11. The control method of the intelligent photovoltaic module controller according to claim 9, wherein the step of detecting a change in current includes detecting a change in current flowing through a string of the pair of external connection terminals connected to the intelligent photovoltaic module controller.

12. The control method of an intelligent photovoltaic module controller according to claim 9, further comprising:

The switching operation of the switching circuit is controlled by a control unit of the power converter such that the first photovoltaic module and the second photovoltaic module are periodically connected to the parallel circuit at predetermined time intervals to check a power generation state.

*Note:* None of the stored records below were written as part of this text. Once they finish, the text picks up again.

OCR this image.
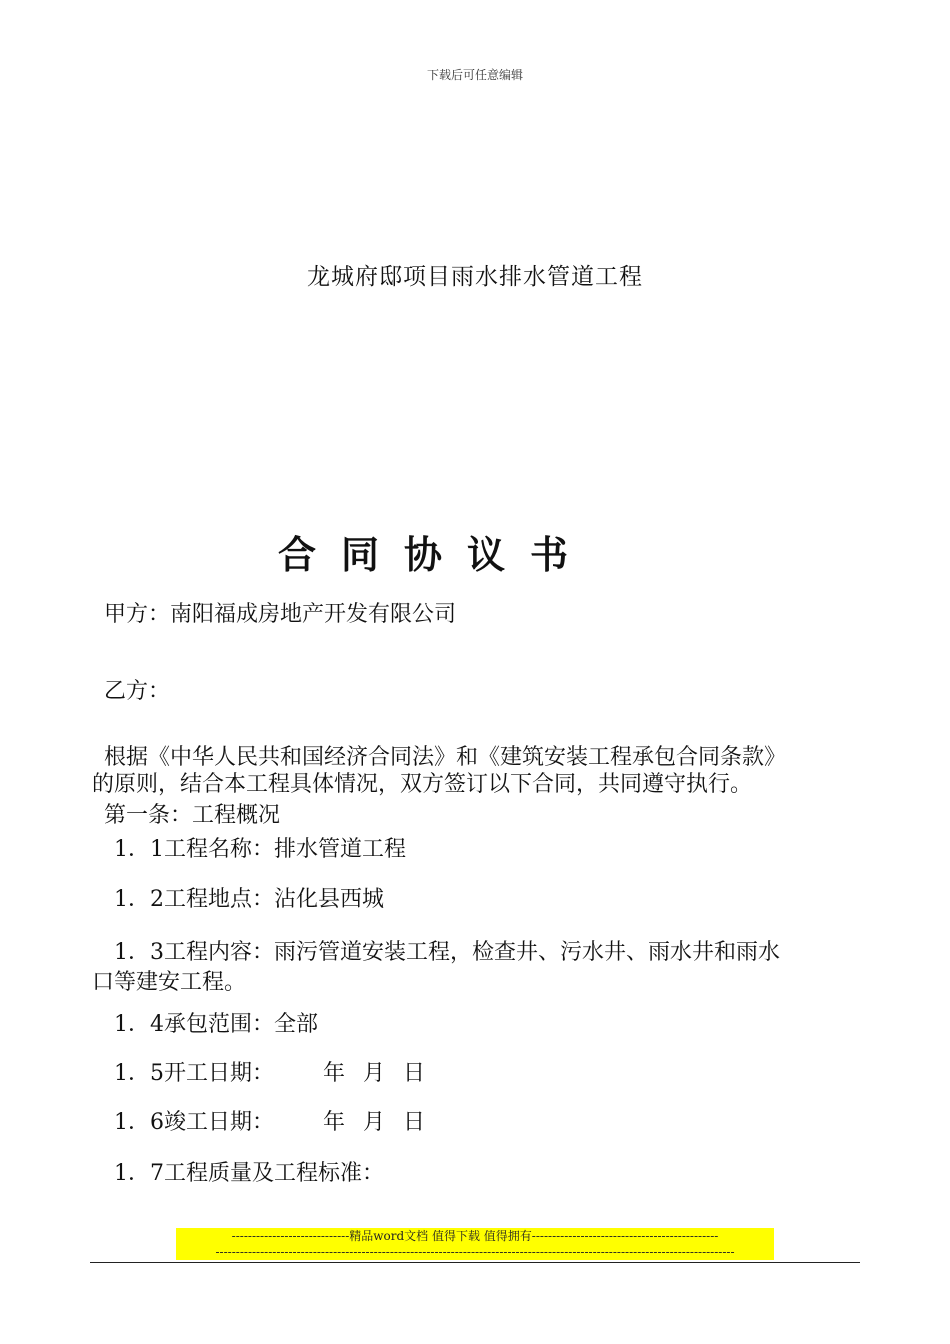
下载后可任意编辑
龙城府邸项目雨水排水管道工程
合同协议书
甲方：南阳福成房地产开发有限公司
乙方：
根据《中华人民共和国经济合同法》和《建筑安装工程承包合同条款》
的原则，结合本工程具体情况，双方签订以下合同，共同遵守执行。
第一条：工程概况
1．1工程名称：排水管道工程
1．2工程地点：沾化县西城
1．3工程内容：雨污管道安装工程，检查井、污水井、雨水井和雨水
口等建安工程。
1．4承包范围：全部
1．5开工日期： 年 月 日
1．6竣工日期： 年 月 日
1．7工程质量及工程标准：
-----------------------------精品word文档 值得下载 值得拥有----------------------------------------------
--------------------------------------------------------------------------------------------------------------------------------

13. The control method of the intelligent photovoltaic module controller according to claim 9, wherein:

the intelligent photovoltaic module controller further comprises: a communication unit communicating with the power converter and having a unique identification code (ID); and is also provided with

When the communication unit receives a circuit control command, the control unit controls a switching operation of the switching circuit in response to the circuit control command.

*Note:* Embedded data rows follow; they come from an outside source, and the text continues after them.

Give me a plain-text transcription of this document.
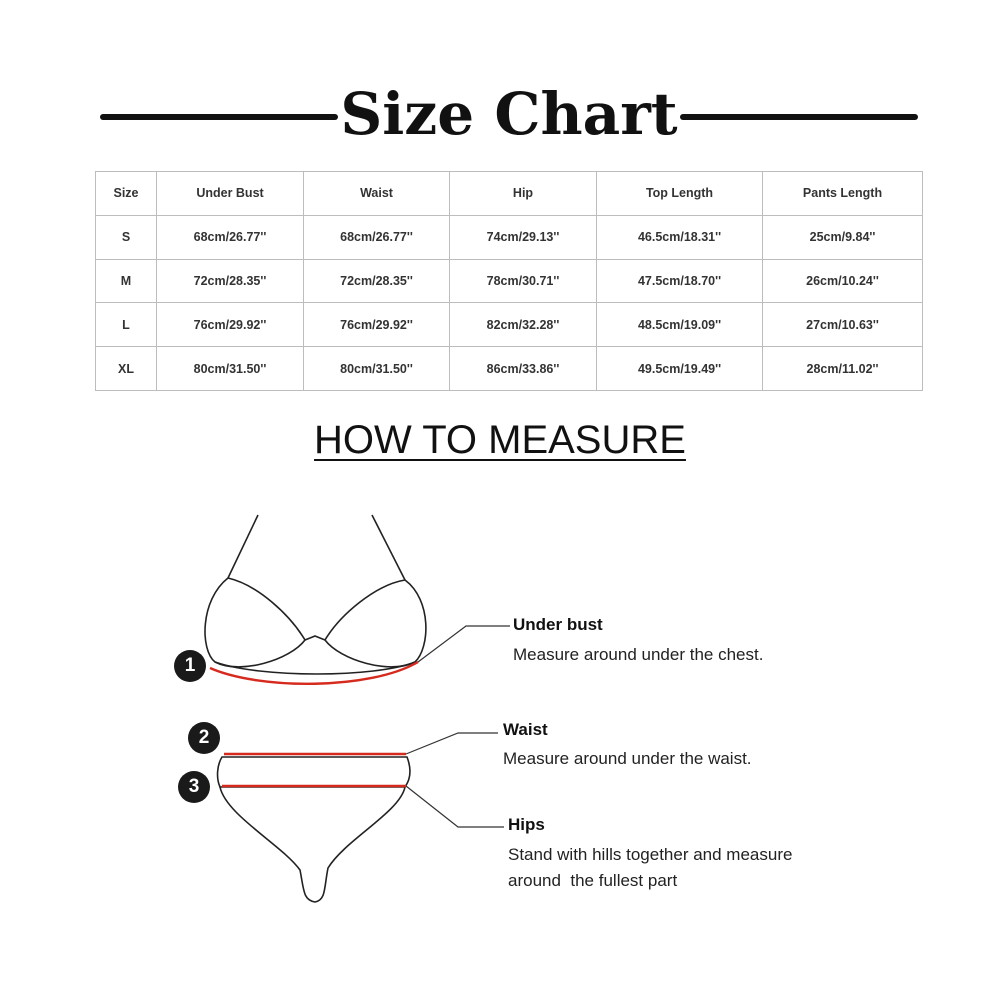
Size Chart
Size	Under Bust	Waist	Hip	Top Length	Pants Length
S	68cm/26.77''	68cm/26.77''	74cm/29.13''	46.5cm/18.31''	25cm/9.84''
M	72cm/28.35''	72cm/28.35''	78cm/30.71''	47.5cm/18.70''	26cm/10.24''
L	76cm/29.92''	76cm/29.92''	82cm/32.28''	48.5cm/19.09''	27cm/10.63''
XL	80cm/31.50''	80cm/31.50''	86cm/33.86''	49.5cm/19.49''	28cm/11.02''
HOW TO MEASURE
1
2
3
Under bust
Measure around under the chest.
Waist
Measure around under the waist.
Hips
Stand with hills together and measure
around  the fullest part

14. The control method of an intelligent photovoltaic module controller according to claim 13, further comprising:

communicate with at least two intelligent photovoltaic module controllers for remotely controlling the at least two intelligent photovoltaic module controllers, the at least two intelligent photovoltaic module controllers being mounted on the power converter and connected in series via strings connected to respective pairs of external connection terminals of the at least two intelligent photovoltaic module controllers,

wherein the step of determining whether to connect the first photovoltaic module and the second photovoltaic module back to the series circuit comprises: allowing the first and second photovoltaic modules to remain connected to the parallel circuit when a magnitude of the current measured after switching to the parallel circuit is increased by a predetermined value or by more than the predetermined value compared to a magnitude of the current measured before switching to the parallel circuit; and connecting the first and second photovoltaic modules back to the series circuit when the magnitude of the current measured after switching to the parallel circuit increases by less than the predetermined value as compared to the magnitude of the current measured before switching to the parallel circuit, and

When the first and second photovoltaic modules are allowed to remain connected to the parallel circuit, corresponding ones of the at least two intelligent photovoltaic module controllers are identified by the unique identification code (ID) to provide information about a power generation state.

15. The control method of a smart photovoltaic module controller according to claim 14, wherein the step of detecting a change in current flowing through the pair of external connection terminals comprises: a change in current flowing through the string connecting the at least two intelligent photovoltaic module controllers in series is detected by a sensor unit of the power converter to control each of the intelligent photovoltaic module controllers based on the change in current.

16. The control method of a smart photovoltaic module controller according to claim 14, wherein the power converter notifies an administrator at a remote location of an abnormal situation according to a predetermined condition or provides information in response to a query from the remote location.